Der Antragsteller betreibt als Einzelunternehmer die handelsregisterlich nicht eingetragenen Firma Pflegedienste A., A-Straße,
A-Stadt, Internetseite www ...de. Unter dieser Firma unterhält er neben dem in A-Stadt ansässigen ambulanten Pflegedienst,
welcher auf die ambulante Intensivpflege Erwachsener spezialisiert und nach ISO 9001 zertifiziert ist, auch die Wohngemeinschaft
B. in B-Stadt, das Haus A. Nord, C-Straße, C-Stadt sowie die A. Akademie, A-Straße, A-Stadt. Der Antragsteller ist als Leistungserbringer
für gesetzlich krankenversicherte Mitglieder der Antragsgegnerin zugelassen. Für ihn gilt u.a. die Schiedsvereinbarungsregelung
gem. Anlage 2 des Rahmenvertrages für den Bereich häusliche Krankenpflege; zum Inhalt wird auf Blatt 47 - 50 der Sozialgerichtsakten
(Anlage A 10 zum Schriftsatz vom 16.8.2013) Bezug genommen. Der Antragsteller steht einer Beitragsnachforderung auf Grund
einer Betriebsprüfung der - hier nicht beteiligten - Deutschen Rentenversicherung gem. Bescheid 7.3.2013 iHV 345.725,82 EUR
gegenüber. Die Antragsgegnerin vergütete Intensivpflegerische Leistungen der Beatmungspflege des Antragstellers gegenüber
gesetzlich Versicherten der Antragsgegnerin ab 1.4.2012 mit einem Stundensatz von 31,50 EUR sowie die Leistung von Betreuungs-
und Beobachtungszeiten mit einem Stundensatz von 30,35 EUR. Vor Auslauf dieser bis 30.6.2013 befristeten Vergütungssätze nahmen
die Beteiligten Verhandlungen zur künftigen Vergütungshöhe auf. Seit dem 1.7.2013 vergütet die Antragsgegnerin Betreuungs-
und Beobachtungszeiten mit einem Stundensatz von nur noch 25,00 EUR. Nach Scheitern zweier Verhandlungsterminen am 20.06.

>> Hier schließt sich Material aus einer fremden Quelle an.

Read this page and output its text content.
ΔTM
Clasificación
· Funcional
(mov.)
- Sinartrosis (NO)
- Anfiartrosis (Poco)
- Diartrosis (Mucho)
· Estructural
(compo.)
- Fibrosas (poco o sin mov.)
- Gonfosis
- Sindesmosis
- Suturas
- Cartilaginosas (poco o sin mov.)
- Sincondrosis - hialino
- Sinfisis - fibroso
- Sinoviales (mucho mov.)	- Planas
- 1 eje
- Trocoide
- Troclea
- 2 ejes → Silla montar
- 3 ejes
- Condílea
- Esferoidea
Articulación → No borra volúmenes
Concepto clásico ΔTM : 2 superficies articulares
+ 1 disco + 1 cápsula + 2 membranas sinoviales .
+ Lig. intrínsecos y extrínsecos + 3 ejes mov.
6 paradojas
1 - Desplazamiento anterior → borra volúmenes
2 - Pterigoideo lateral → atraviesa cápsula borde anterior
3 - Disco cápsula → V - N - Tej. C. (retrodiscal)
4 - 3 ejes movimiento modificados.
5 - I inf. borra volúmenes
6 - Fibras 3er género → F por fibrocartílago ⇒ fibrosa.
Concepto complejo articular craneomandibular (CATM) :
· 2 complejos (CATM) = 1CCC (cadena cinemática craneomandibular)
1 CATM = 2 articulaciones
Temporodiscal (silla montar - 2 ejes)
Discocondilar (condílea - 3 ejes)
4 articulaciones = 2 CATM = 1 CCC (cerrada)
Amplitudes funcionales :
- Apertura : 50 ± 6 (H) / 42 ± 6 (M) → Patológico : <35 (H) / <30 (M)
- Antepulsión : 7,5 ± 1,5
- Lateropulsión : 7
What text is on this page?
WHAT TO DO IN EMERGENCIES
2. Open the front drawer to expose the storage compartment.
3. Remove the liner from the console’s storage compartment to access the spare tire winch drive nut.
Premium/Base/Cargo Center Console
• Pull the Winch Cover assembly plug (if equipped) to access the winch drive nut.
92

und 19.07.2013 zur weiteren Vergütungshöhe beantragte der Antragsteller mit Schreiben vom 16.8.2013, die Vergütung gem. §
132a Abs.
2 SGB V durch eine unabhängige Schiedsperson festzusetzen. Am 16.8.2013 hat der Antragsteller beim Sozialgericht Landshut im Wege
des Einrechtsschutzes beantragt, bis zum Abschluss des Schiedsverfahrens die Antragsgegnerin zur Vergütung von unverändert
31,50 EUR/Stunde für Behandlungspflege und von 30,35 EUR/Stunde für Betreuungs- und Beobachtungszeiten zu verpflichten. Er
hat geltend gemacht, wie ein Kurzgutachten der Wirtschaftsprüfungs- und Steuerberatergesellschaft S. GmbH vom September 2011
sowie eine weitere, von dieser erstellte Stellungnahme vom 16.8.2013 zeige, folge aus der Vergütung von nur 25,00 EUR/Stunde
für die 16 (von 48) bei der Antragsgegnerin versicherten Patienten eine Unterdeckung von 16.500 EUR/Monat. Dem Antragsteller
drohe daher die Insolvenz. Andere Kassen vergüteten mit pauschal 38,00 EUR/Stunde. Die Antragsgegnerin hat erwidert, vergleichbare
Einrichtungen wirtschafteten mit 26,00 bzw. 28,00 EUR. Der Antragsteller rechne als günstig anzusehende Vergütungsentgelte
von 23,45 EUR durch übersetzte Beträge für Leitung, Organisation sowie Qualitätsmanagement künstlich nach oben. Soweit der
Antragsteller unwirtschaftlich arbeite sei es nicht Aufgabe der Antragsgegnerin, dieses auf Dauer zu finanzieren. Mit Beschluss
vom 16.10.2013 hat das Sozialgericht dem Begehren des Antragstellers entsprochen. Im Wesentlichen hat das Sozialgericht zur
Begründung angeführt, dass eine grundrechtsorientierte Abwägung der Rechte des Antragstellers auf seinen eingerichteten und
ausgeübten Gewerbebetrieb sowie seines Anspruches auf effektiven Rechtsschutz einerseits und den überwiegend finanziellen
Beitragslastinteressen der Antragsgegnerin andererseits die begehrte Anordnung erforderlich machten. Nur so könne der Fortbestand
der Pflegeleistungen des Antragstellers für die Zeit des Vergütungs-Schiedsverfahrens gesichert werden. Dies gelte, obgleich
dem Antragsteller ein Anordnungsgrund nicht zur Seite stehe. Dagegen hat die Antragsgegnerin Beschwerde eingelegt und vorgebracht,
wenn kein Anordnungsgrund bestehe, dürfe auch keine Eilanordnung erfolgen. Finanzielle Defizite des Antragstellers hingen
mit dessen unternehmerischen Fehlentscheidungen zusammen. Unterdeckungen seinen vom Antragsteller errechnet worden, indem
er nicht nachvollziehbare Aufschläge geltend gemacht habe.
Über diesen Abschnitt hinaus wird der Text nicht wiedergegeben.